[G.R. No. 1487. April 6, 1905. ]
THE UNITED STATES, Plaintiff-Appellee, v. ISMAEL TAN-SECO, ET AL., Defendants-Appellants.
Rafael de la Sierra, for Appellants.
Solicitor-General Araneta, for Appellee.
1. BRIGANDAGE; MANILA. — The crime of brigandage defined in Act No. 518 may be committed within the city of Manila.
D E C I S I O N
The defendants in this case are charged with the commission, in the city of Manila, of the crime of brigandage, defined and punished in Act No. 518 of the Philippine Commission. The evidence is sufficient to convict them of the offense in said act mentioned.
It is claimed by the defendant’s counsel in this court that this crime can not be committed within the limits of a city. By this act the legislators intended, if possible, to put a stop to the formation of bands of armed men organized for the purpose of robbery. The purpose was to protect life and property, and life and property in cities was entitled to such protection as much as life and property in the rural districts.
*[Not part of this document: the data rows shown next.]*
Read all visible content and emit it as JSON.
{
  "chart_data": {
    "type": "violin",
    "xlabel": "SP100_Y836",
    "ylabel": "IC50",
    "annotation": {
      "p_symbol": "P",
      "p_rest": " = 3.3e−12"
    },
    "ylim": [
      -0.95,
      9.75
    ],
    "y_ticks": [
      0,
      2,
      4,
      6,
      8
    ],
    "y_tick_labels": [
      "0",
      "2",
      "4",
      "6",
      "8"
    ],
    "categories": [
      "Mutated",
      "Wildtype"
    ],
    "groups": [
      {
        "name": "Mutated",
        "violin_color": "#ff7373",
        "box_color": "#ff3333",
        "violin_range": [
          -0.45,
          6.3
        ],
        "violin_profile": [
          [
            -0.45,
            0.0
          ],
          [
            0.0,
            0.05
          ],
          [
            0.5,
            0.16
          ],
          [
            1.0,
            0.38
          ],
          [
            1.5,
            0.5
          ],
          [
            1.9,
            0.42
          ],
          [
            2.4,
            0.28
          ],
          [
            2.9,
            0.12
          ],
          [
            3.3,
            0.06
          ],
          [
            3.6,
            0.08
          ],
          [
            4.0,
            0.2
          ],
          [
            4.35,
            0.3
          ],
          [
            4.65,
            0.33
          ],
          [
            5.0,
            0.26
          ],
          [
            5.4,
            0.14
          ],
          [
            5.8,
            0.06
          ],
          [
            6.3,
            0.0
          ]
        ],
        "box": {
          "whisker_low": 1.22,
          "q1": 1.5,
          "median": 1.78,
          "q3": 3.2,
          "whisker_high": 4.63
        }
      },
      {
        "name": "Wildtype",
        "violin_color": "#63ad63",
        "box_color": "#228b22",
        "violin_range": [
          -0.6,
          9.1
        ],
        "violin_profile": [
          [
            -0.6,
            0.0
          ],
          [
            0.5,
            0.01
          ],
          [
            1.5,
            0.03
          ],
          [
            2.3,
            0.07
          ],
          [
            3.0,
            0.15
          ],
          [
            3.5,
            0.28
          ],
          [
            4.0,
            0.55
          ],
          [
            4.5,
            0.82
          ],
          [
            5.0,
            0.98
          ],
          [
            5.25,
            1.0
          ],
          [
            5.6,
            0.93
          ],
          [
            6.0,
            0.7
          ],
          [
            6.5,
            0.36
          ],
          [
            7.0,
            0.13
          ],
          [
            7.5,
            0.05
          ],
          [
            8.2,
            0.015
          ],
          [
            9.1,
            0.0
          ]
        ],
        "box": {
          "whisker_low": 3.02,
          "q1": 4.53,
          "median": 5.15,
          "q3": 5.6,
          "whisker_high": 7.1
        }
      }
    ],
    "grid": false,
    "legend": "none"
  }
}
The place where such a band was to carry on its operations was not an essential element in the evil sought to be corrected. While the legislators may perhaps have had more in mind bands of armed men wandering over the sparsely settled portions of the country, they have used no words which exclude the application of the law to cities.
The words "highway" and "country" found in Act No. 518 (which was in force at the time of the commission of the offense in question), relied upon by the defendants, do not support their contention.
Streets in cities are covered by the word "highway" as well as roads outside of cities. The word "country" has in English two meanings. It is used in this act not to indicate rural as distinguished from urban districts, but in the geographical sense in which it is frequently employed--as for example, in the phrase "the countries of the world." It is not in this law well translated into Spanish by the word campo.
If Manila is to be excluded, no test is furnished by which we could decide whether or not other and smaller cities and villages should be excluded, and we should be driven to the conclusion that any considerable number of houses collected together would furnish a place in which the law could not operate. Such could not have been the intention of the legislature.
That such a band may exist in Manila is proved in this case. The defendants came to the house of Vaughn four or five times, trying to induce him to join them. Upon the night on which they were arrested they had planned to rob two different houses and had agreed that they would kill anyone who opposed them.
We can not agree with the suggestion of the Attorney-General that because one of the defendants carried only a small knife the party was not armed with deadly weapons. The evidence is that this, with other weapons carried by them, was to be used in attack and defense. We have had too many cases before us in which mortal wounds have been inflicted by what is called in the evidence a corta plumas to hold that such an instrument is not a deadly weapon.
The court below sentenced the defendants to life imprisonment. We reduce this sentence to imprisonment for twenty years for each defendant. With this modification the judgment of the court below is affirmed, with the costs of this instance against the defendants.
Torres, J., concurs.
Mapa and Carson, JJ., concur in the results only.
Arellano, C.J., does not concur in the opinion that the facts in the case constitute the crime of brigandage.